Nora Jones mews softly. Totally absorbed in the field, I forgot about her food. Typically she stays hidden behind a concrete wall, but now she comes dashing out into the field. I run back to the car to put some food in a dish. Sensitive to the smallest sound, she used to prick up her ears in alarm and run away, but not today. She waits patiently. As soon as her belly is full she disappears, and I go back to the field.

   I hate sticking plastic into the dirt, so I make bamboo cages for the tomatoes and muskmelons. I decide to make nets out of hemp rope to support them. Hidaka-san says, “That’s clever, even if a bit of a bother to make. Fishermen do that, you know.” Since starting to knit sweaters, nothing seems too much of a bother to me anymore. I think this is why I started farming.

   It wasn’t always like this for me.

   I once kept a chipmunk as a pet, and by mistake left its cage in front of an air conditioner unit. It died. Since then I just assumed I was terrible at taking care of living things and never considered keeping a dog or cat. I never even tried to pet them. Any vegetable I tried to grow in a planter withered. Anything I touched died.

This is the same me who now comes to the field every day. I meet Nora Jones every day. I get uneasy if a day passes and I haven’t seen the soil. When I can see the dirt every day I am at ease. When dirt and time are in sync, the feel of the dirt changes—like my relationship to Nora, the stray cat. The shape of the furrows stabilizes. They stop crumbling when watered, holding their form on their own.

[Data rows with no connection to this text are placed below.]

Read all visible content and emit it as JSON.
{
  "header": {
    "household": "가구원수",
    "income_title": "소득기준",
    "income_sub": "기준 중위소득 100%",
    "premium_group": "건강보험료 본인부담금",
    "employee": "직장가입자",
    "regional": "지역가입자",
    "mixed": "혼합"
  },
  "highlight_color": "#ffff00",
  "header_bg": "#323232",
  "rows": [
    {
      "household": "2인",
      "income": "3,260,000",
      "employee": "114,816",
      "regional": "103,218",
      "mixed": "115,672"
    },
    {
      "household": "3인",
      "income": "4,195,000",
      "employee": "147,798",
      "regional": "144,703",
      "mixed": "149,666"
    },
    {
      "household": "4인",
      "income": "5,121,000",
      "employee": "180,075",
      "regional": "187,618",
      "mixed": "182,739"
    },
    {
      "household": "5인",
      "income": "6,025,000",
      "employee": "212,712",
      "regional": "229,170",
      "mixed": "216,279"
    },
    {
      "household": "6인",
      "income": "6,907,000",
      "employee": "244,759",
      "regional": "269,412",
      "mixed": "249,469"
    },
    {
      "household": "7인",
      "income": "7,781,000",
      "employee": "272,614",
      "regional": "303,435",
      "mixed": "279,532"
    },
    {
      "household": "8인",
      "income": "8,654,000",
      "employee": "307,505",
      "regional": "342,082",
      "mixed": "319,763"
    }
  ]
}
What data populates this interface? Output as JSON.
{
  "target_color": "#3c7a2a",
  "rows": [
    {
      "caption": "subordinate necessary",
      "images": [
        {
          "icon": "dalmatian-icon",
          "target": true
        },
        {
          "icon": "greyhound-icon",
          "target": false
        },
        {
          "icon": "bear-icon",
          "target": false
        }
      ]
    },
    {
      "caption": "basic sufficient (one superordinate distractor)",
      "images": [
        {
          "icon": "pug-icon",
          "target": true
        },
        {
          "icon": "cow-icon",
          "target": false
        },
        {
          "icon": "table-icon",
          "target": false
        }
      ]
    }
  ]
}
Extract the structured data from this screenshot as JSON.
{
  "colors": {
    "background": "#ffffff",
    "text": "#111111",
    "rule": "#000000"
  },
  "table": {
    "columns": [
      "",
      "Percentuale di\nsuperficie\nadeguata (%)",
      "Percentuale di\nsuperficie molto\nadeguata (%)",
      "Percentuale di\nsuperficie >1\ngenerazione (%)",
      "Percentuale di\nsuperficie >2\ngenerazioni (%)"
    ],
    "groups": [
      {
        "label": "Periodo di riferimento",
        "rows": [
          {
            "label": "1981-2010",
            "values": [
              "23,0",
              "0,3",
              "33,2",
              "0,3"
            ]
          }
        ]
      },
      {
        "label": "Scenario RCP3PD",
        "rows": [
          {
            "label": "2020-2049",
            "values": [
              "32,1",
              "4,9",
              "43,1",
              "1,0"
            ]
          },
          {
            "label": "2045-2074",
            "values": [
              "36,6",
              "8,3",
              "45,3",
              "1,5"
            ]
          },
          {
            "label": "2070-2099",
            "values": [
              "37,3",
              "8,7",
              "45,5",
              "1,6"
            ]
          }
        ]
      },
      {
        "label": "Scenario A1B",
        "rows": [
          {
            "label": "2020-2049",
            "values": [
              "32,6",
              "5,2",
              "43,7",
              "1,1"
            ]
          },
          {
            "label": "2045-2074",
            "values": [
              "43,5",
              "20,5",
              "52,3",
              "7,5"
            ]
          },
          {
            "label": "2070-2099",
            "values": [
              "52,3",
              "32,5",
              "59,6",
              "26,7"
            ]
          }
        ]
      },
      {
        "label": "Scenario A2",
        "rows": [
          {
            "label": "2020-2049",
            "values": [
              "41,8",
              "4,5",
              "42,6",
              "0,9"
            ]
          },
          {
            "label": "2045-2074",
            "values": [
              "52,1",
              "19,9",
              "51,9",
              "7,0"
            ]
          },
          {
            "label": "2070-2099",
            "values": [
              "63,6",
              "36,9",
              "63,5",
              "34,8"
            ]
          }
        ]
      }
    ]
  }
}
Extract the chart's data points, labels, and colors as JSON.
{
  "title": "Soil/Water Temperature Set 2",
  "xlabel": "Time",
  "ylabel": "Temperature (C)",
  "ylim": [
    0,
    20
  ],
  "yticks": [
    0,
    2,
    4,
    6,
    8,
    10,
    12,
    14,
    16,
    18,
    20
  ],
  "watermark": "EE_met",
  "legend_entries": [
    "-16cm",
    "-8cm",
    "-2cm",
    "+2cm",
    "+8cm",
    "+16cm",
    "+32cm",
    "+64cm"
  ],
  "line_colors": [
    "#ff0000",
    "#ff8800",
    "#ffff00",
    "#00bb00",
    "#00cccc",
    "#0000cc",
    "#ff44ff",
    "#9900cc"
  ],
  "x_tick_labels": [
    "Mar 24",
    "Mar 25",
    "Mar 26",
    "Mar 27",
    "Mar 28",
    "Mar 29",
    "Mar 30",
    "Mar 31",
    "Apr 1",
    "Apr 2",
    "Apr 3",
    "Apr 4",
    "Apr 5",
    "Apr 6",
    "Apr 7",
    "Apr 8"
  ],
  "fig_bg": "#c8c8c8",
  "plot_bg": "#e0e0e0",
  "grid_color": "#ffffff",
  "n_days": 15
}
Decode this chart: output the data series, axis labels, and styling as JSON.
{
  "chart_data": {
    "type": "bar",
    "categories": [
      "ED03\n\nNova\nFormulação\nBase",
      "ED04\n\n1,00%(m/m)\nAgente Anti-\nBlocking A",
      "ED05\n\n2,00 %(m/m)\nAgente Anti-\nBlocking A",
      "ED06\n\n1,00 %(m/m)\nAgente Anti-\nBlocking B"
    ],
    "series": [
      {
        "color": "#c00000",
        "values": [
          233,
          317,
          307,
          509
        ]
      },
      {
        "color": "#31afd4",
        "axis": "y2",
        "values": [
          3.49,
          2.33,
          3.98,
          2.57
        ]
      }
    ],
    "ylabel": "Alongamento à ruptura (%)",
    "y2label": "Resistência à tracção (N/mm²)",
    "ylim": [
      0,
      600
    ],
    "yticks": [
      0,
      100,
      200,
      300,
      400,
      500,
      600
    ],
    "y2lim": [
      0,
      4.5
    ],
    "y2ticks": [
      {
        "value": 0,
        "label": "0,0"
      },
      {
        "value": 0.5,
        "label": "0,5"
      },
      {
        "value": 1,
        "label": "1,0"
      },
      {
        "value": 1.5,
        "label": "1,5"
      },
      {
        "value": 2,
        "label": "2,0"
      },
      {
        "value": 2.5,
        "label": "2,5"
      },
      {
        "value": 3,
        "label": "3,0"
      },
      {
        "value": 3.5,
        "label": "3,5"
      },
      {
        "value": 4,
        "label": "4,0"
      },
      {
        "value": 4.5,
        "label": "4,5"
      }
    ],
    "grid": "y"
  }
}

   I know that sensation, maybe because I have worked with pottery. I put a slab of kneaded clay on the potter’s wheel and start it spinning. With my right hand I dribble water onto the lump. Like a bucking bronco, the clay wants to move out on its own with the wheel’s centrifugal force. Without trying too hard, I use both hands to press as softly as I can, supporting the clay as I feel it move. It rises up in a tube. Now if I apply light pressure to the bottom, it reverts to its original lump. This is called “killing the clay,” but as I do it over and over, gradually the clay starts to recognize my existence. Rather than trying to make the clay do my bidding, I notice how it wants to move and I adapt. “Go this way,” I indicate, and the clay obliges by chubbing up. I don’t force it. I am making a path for the clay to go where it wants.

   As soon as my self disappears, the clay’s form emerges. It occurs to me that maybe I can make a pot from the clay-rich dirt in my field. Farming the dirt rekindles my interest in physical activities like pottery and knitting. The boundary between life and creativity is melting away, and the two are blending together.


    Let us make man in our image, after our likeness (Genesis 1:26)

I am born of dirt; nourished by dirt; and will return to dirt.

      Not Light and Darkness—Light and Dirt.

I spread out inside the dirt, losing my contours. I’ve known the bugs all along. The birds, too. I thrust both hands into the furrow. Its surface may be hard, but the interior is soft. Ah, the sun is about to set. The orange sky of evening announces the start of dirt time. The wind dies down.

I say, “See you tomorrow” to Hidaka-san, turn on the headlights and go home to dinner.